1 A primeira aliança tinha normas para o
culto e um santuário terrestre.
2 De fato, foi
construída uma tenda: trata-se da primeira tenda, chamada «Santo»; e nela
estavam o candelabro, a mesa e os pães da oferta.
3 Atrás
do segundo véu havia outra tenda, chamada «Santo dos Santos».
4 Estavam aí o altar de ouro para o incenso, e a arca da aliança toda
recoberta de ouro, na qual se encontrava uma urna de ouro que continha o maná,
o bastão de Aarão, que tinha brotado, e as tábuas da aliança.
5 Sobre a arca estavam os querubins da Glória, que com sua sombra cobriam o
lugar do perdão. Agora, porém, não é o momento de nos perdermos em pormenores.
6 Estando tudo assim disposto, os sacerdotes a todo momento
entram na primeira tenda para celebrar o culto.
7 Na
segunda tenda, porém, entra somente o sumo sacerdote uma vez por ano, levando o
sangue que ele oferece por si mesmo e pelos pecados que o povo cometeu por
ignorância.
8 Desse modo, o Espírito Santo
pretendia mostrar que, enquanto existisse a primeira tenda, o caminho para o
santuário ainda não estava aberto.
9 Trata-se de um
símbolo do tempo presente. Nessa tenda são oferecidos dons e sacrifícios, que
não podem tornar perfeita a consciência de quem os oferece.
10 Esses alimentos, bebidas e diferentes tipos de purificação com água, são
apenas prescrições humanas, válidas até o tempo em que seriam corrigidas.
11 Cristo, porém, veio como sumo
sacerdote dos bens futuros. Ele atravessou uma tenda muito maior e mais
perfeita, não construída por mãos humanas, isto é, ele atravessou uma tenda que
não pertence a esta criação.
12 Ele entrou uma vez
por todas no santuário, e não com sangue de bodes e novilhos, mas com o seu
próprio sangue, depois de conseguir para nós uma libertação definitiva.
13 Sangue de bodes e de touros e cinzas de novilha, espalhadas sobre pessoas
impuras, as santificam, concedendo-lhes uma pureza externa.
14 Muito mais o sangue de Cristo que, com um Espírito eterno, se ofereceu a
Deus como vítima sem mancha! Ele purificará das obras da morte a nossa
consciência, para que possamos servir ao Deus vivo.
15 Desse modo, ele é o mediador de uma
nova aliança.
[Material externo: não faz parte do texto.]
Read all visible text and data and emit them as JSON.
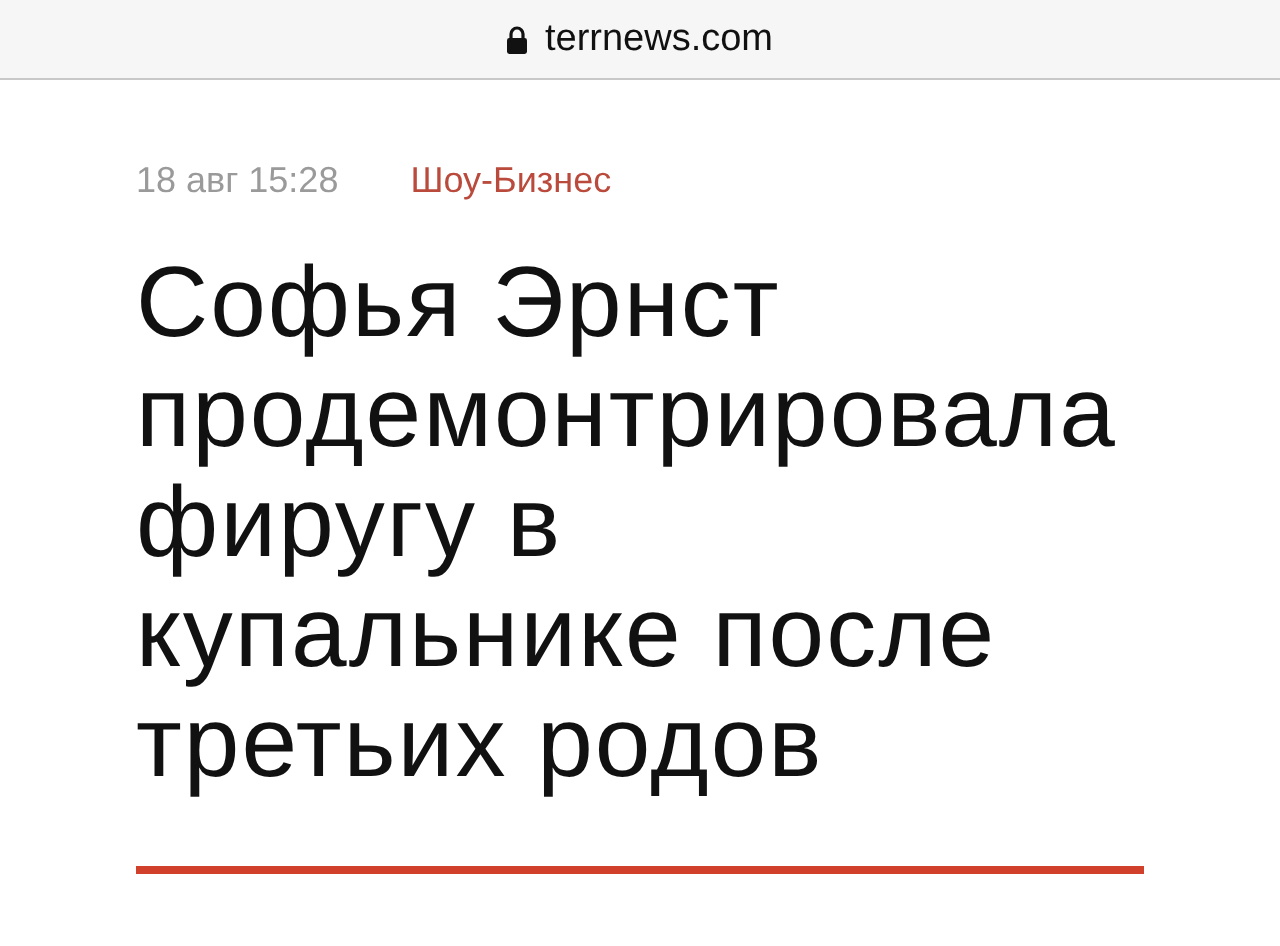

Morrendo, nos livrou das faltas cometidas durante a primeira
aliança, para que os chamados recebam a herança definitiva que foi prometida.
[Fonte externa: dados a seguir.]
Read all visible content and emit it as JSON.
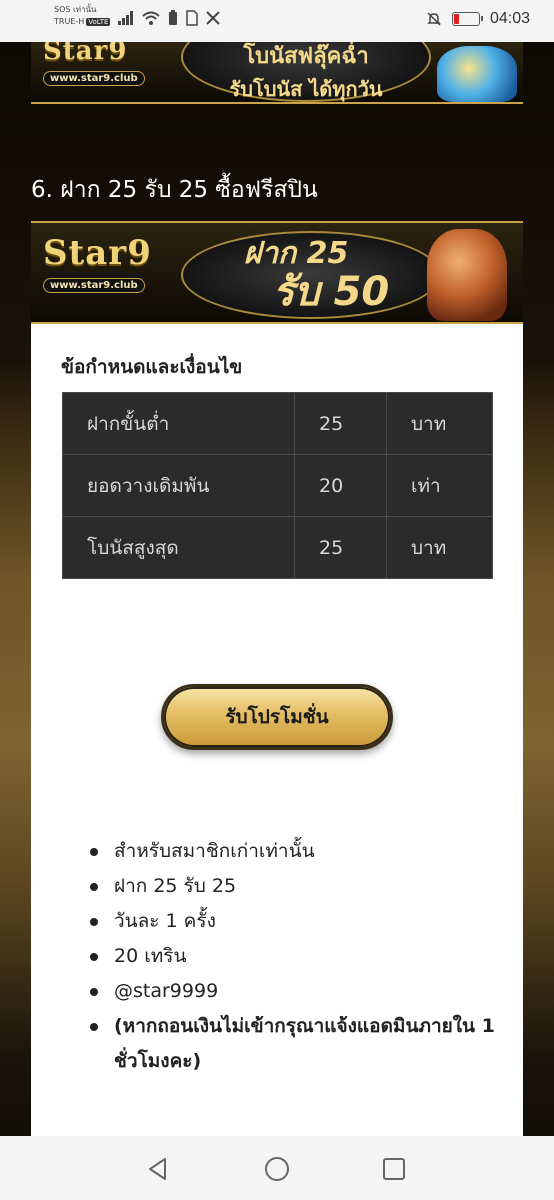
{
  "status_bar": {
    "carrier_line1": "SOS เท่านั้น",
    "carrier_line2": "TRUE-H",
    "volte": "VoLTE",
    "time": "04:03"
  },
  "banners": {
    "top": {
      "logo": "Star9",
      "url": "www.star9.club",
      "line1": "โบนัสฟลุ๊คฉ่ำ",
      "line2": "รับโบนัส ได้ทุกวัน"
    },
    "mid": {
      "logo": "Star9",
      "url": "www.star9.club",
      "line1": "ฝาก 25",
      "line2": "รับ 50"
    }
  },
  "section": {
    "title": "6. ฝาก 25 รับ 25 ซื้อฟรีสปิน"
  },
  "terms": {
    "title": "ข้อกำหนดและเงื่อนไข",
    "rows": [
      {
        "label": "ฝากขั้นต่ำ",
        "value": "25",
        "unit": "บาท"
      },
      {
        "label": "ยอดวางเดิมพัน",
        "value": "20",
        "unit": "เท่า"
      },
      {
        "label": "โบนัสสูงสุด",
        "value": "25",
        "unit": "บาท"
      }
    ]
  },
  "promo_button": {
    "label": "รับโปรโมชั่น"
  },
  "notes": [
    "สำหรับสมาชิกเก่าเท่านั้น",
    "ฝาก 25 รับ 25",
    "วันละ 1 ครั้ง",
    "20 เทริน",
    "@star9999",
    "(หากถอนเงินไม่เข้ากรุณาแจ้งแอดมินภายใน 1 ชั่วโมงคะ)"
  ],
  "icons": {
    "nav_back": "back-triangle-icon",
    "nav_home": "home-circle-icon",
    "nav_recent": "recent-square-icon"
  }
}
16 Onde existe testamento, é preciso que seja constatada a
morte de quem fez o testamento.
17 Pois um
testamento só tem valor depois da morte, e não tem efeito nenhum enquanto ainda
vive aquele que fez o testamento.
18 É por isso que
nem mesmo a primeira aliança foi inaugurada sem sangue.
19 Quando anunciou a todo o povo cada um dos mandamentos da Lei, Moisés
pegou sangue de novilhos e bodes junto com água, lã vermelha e hissopo. Em
seguida, borrifou primeiro o próprio livro e todo o povo.
20 E disse: «Este é o sangue da aliança que Deus faz com vocês.»
21 Do mesmo modo, borrifou com sangue também a tenda e todos os objetos que
serviam para fazer o culto.
22 E, segundo a Lei, quase
todas as coisas são purificadas com sangue; e sem derramamento de sangue não
existe perdão.
23 Portanto, as cópias das realidades celestes são
purificadas dessa maneira; mas as próprias realidades celestes devem ser
purificadas com sacrifícios maiores do que esses.
24 De fato, Cristo não entrou num santuário feito por mãos
humanas, figura do verdadeiro santuário; ele entrou no próprio céu, a fim de
apresentar-se agora diante de Deus em nosso favor.
25 Ele
não teve que se oferecer muitas vezes, como o sumo sacerdote que todos os anos
entra no santuário com sangue que não é seu.
26 Se
assim fosse, ele deveria ter sofrido muitas vezes desde a criação do mundo.
Entretanto, ele se manifestou uma vez por todas no fim dos tempos, abolindo o
pecado pelo sacrifício de si mesmo.
27 E dado que
os homens morrem uma só vez e depois disso vem o julgamento,
28 assim, também Cristo se ofereceu uma vez por todas, para tirar o pecado
de muitos. Ele aparecerá uma segunda vez, sem nenhuma relação com o pecado,
para aqueles que o esperam para a salvação.